One of the curses of homophobia is the disconnect we often feel from our family. After we come out we are often excluded from those family gatherings where so much history is shared and knowledge passed. We are kept at arm’s length no longer a part of that familial inner sanctum.
This can be especially hard during the holiday seasons when the invitation to the family dinner excludes your partner and you are cautioned not to talk about your life around certain elders or children. It’s a variation of love the sinner hate the sin. Everyone is happy to see you but they don’t want to enter the “gay zone”.
Now that both of my parents have died, I have been trying to reconnect with my family, especially the elders. I never cease to be surprised as to who knew and who didn’t. My mother was pretty cool with everything and was close to many of my gay friends but never told her sister. But I wasn’t upset about it, she was just old school. She didn’t tell anyone I was pregnant until I was about to give birth.

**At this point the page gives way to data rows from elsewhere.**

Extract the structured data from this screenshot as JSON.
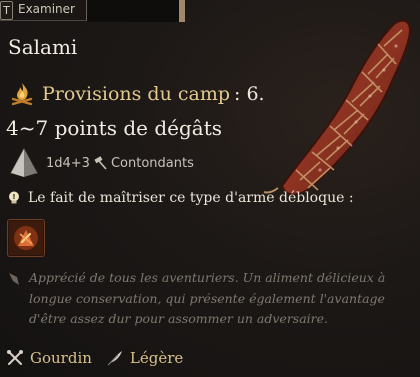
{
  "topbar": {
    "key": "T",
    "action": "Examiner"
  },
  "item": {
    "name": "Salami",
    "camp_label": "Provisions du camp",
    "camp_value": ": 6.",
    "damage": "4~7 points de dégâts",
    "dice": "1d4+3",
    "damage_type": "Contondants",
    "unlock_text": "Le fait de maîtriser ce type d'arme débloque :",
    "description": "Apprécié de tous les aventuriers. Un aliment délicieux à longue conservation, qui présente également l'avantage d'être assez dur pour assommer un adversaire.",
    "properties": [
      {
        "label": "Gourdin",
        "icon": "crossed-clubs-icon"
      },
      {
        "label": "Légère",
        "icon": "feather-icon"
      }
    ]
  },
  "icons": {
    "camp": "campfire-icon",
    "dice": "d4-dice-icon",
    "damage_type": "hammer-icon",
    "unlock": "lightbulb-icon",
    "ability": "weapon-action-icon",
    "description": "quill-icon"
  },
  "colors": {
    "background": "#1c1816",
    "camp_label": "#e2c98f",
    "property_label": "#d8c08a",
    "description": "#7f7870"
  }
}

I asked her why once and she said it was because she loved me and didn’t want anyone to say something that would hurt me. For the most part, on her side of the family, that was never the case. When my grandmother found out I was pregnant, she just said “Well it’s not like she’s the first one to get pregnant,” and kept on loving me.
The reaction was about the same when I came out to my aunt. Her response was, “Is that why you never brought anyone to Christmas dinner?” She has since fallen in love with my girlfriend. My aunt is under five feet tall and weighs only eighty pounds. When we pick her up for an outing she throws her arms around Sandra’s neck and kind of dangles there for a couple of minutes while she covers her face with kisses.

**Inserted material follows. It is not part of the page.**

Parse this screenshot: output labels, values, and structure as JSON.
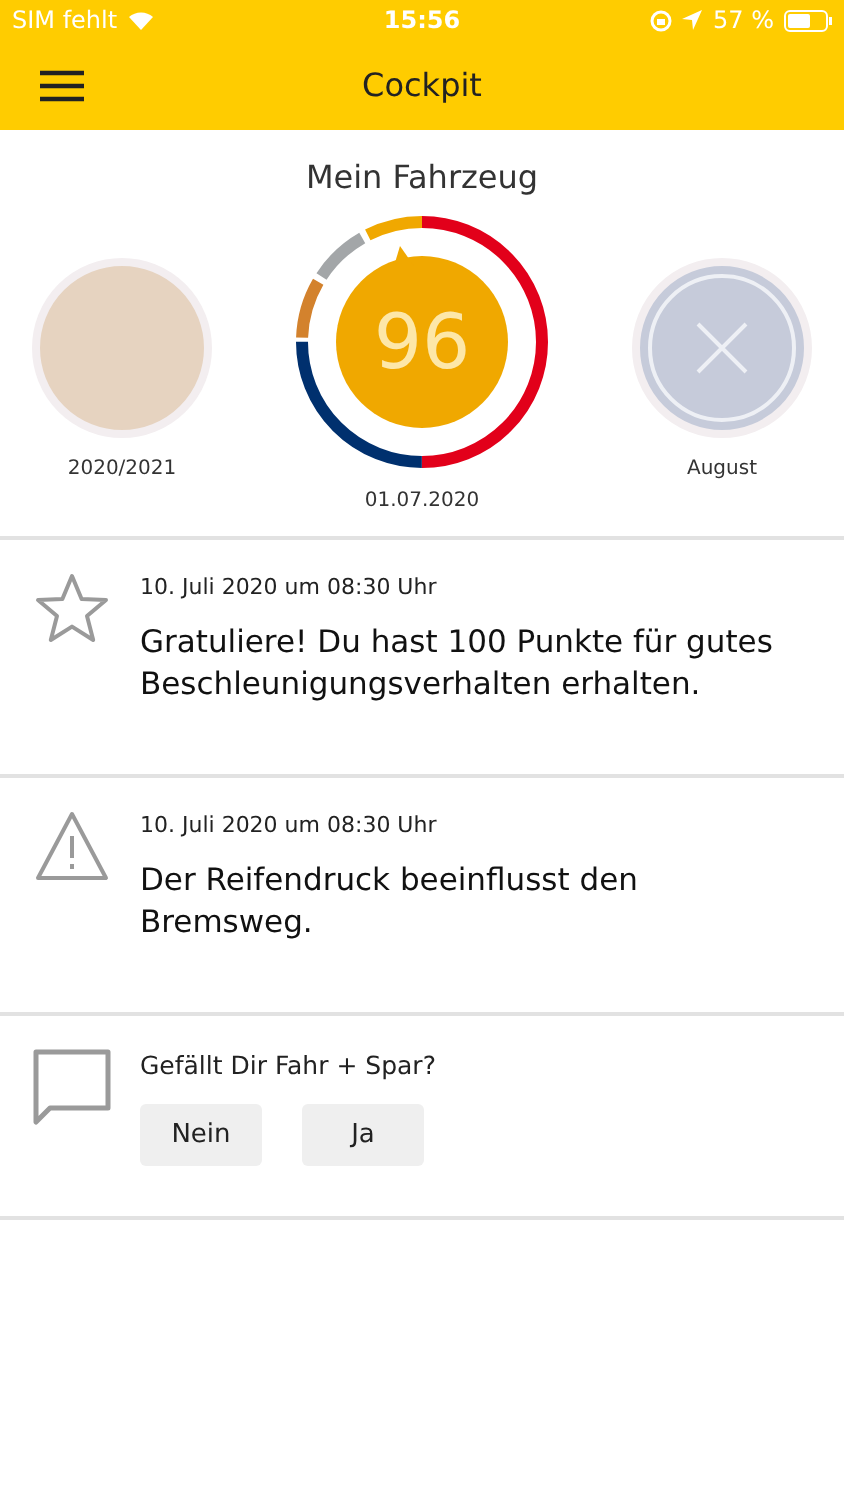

It was altogether different with my dad. His was not part of a close family so we rarely saw any of them, which was probably A-OK with him as he wasn’t very “affirming” of my “Lifestyle” to put it mildly. It wasn’t until after my mother died, in the two years before his death that we reconciled, leaving me with many unanswered questions about family ties.

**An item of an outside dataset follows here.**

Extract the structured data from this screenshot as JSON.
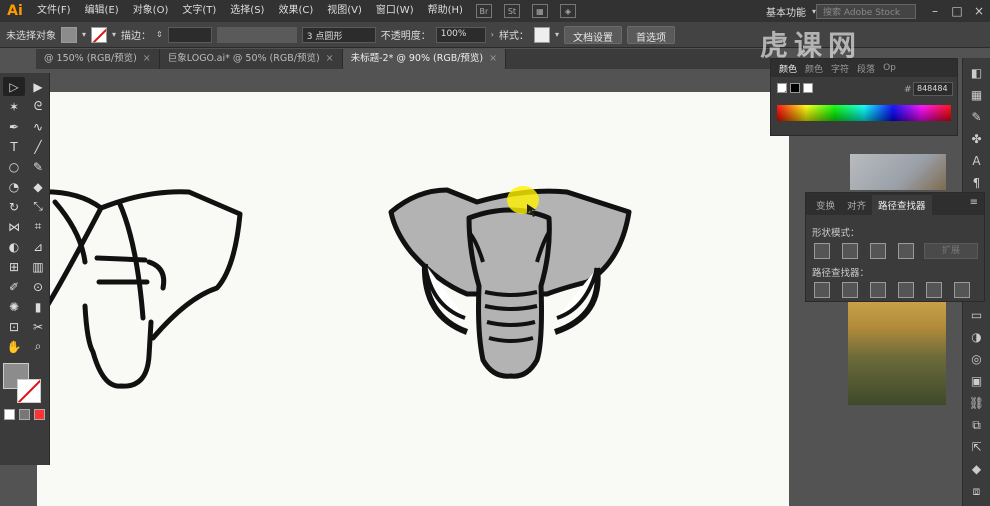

My aunt and I spend many hours talking about family. I know about cousins I never knew I had. I’ve learned fascinating family history and great stories. I even began developing a family tree but my tree was lopsided because I knew nothing of my father’s family and knew no one to ask.
I had found bits and pieces – even a cousin that set my “gaydar” on red alert. (Hmm maybe it wasn’t my mother’s fault – as my father so often claimed – after all.) There were teachers, actors and of course the preachers which could account for my gift of gab. I knew I was a Brown but never knew how much until I received an unexpected “gift” this holiday season.
I had just mailed the manuscript for my second book “Wild Fruit Hidden in Open Spaces: Musings in Prose and Poetry,” to the publisher and had settled down to go through another box of papers left from my dad’s things.
There in an envelope was a manuscript of poetry written by my great aunt Annette C. Brown. There were also clippings of viewpoint’s she had written for her local newspaper “The Henderson Gleaner”. As I read her words I felt a link with my past, that missing connection – I was her and she was me – a kindred spirit. I read her words and imagined what it would have been to share my writing with her. I wondered what stories she had to tell. Would we have spent hours together talking about old family stories like I did with my mother’s sister. But I would never know as she had died in 1982 at the ripe old age of 97. She had never married and lived her entire life in the house where she was born.
But then I found my “gift”. It came wrapped in her obituary. Not only did it tell me a little more of my family history but it gave me another tidbit of information that was the greatest gift of all. When she was 87, a college student had done her thesis on my aunt’s oral history. She had spent weeks interviewing my aunt, hearing the stories, and learning about my family.
Through the magic of the internet I was able to find the now Professor of Anthropology and sent her an e-mail. To my great surprise she contacted me within hours promising to send me a copy of her thesis and making time to try to answer some of my questions.
So what’s the point you might be asking. The point is each of us are part of the human chain, a family member even though our family might turn their back on us. We were not hatched from eggs, or beamed in from another planet and certainly not “Satan’s spawn.” We represent the good, the bad, the strengths and weaknesses that have allowed our families to procreate and survive.
I spent many years learning to love me, see the good in me, even though I was being told that I was “Bad” for not being the perfect heterosexual daughter. I wasn’t a mistake, an accident. I am a continuation of history.
During these holiday seasons when so many of our community are alone, sad and excluded from traditional family gatherings, take a moment and reclaim your heritage. We are family too!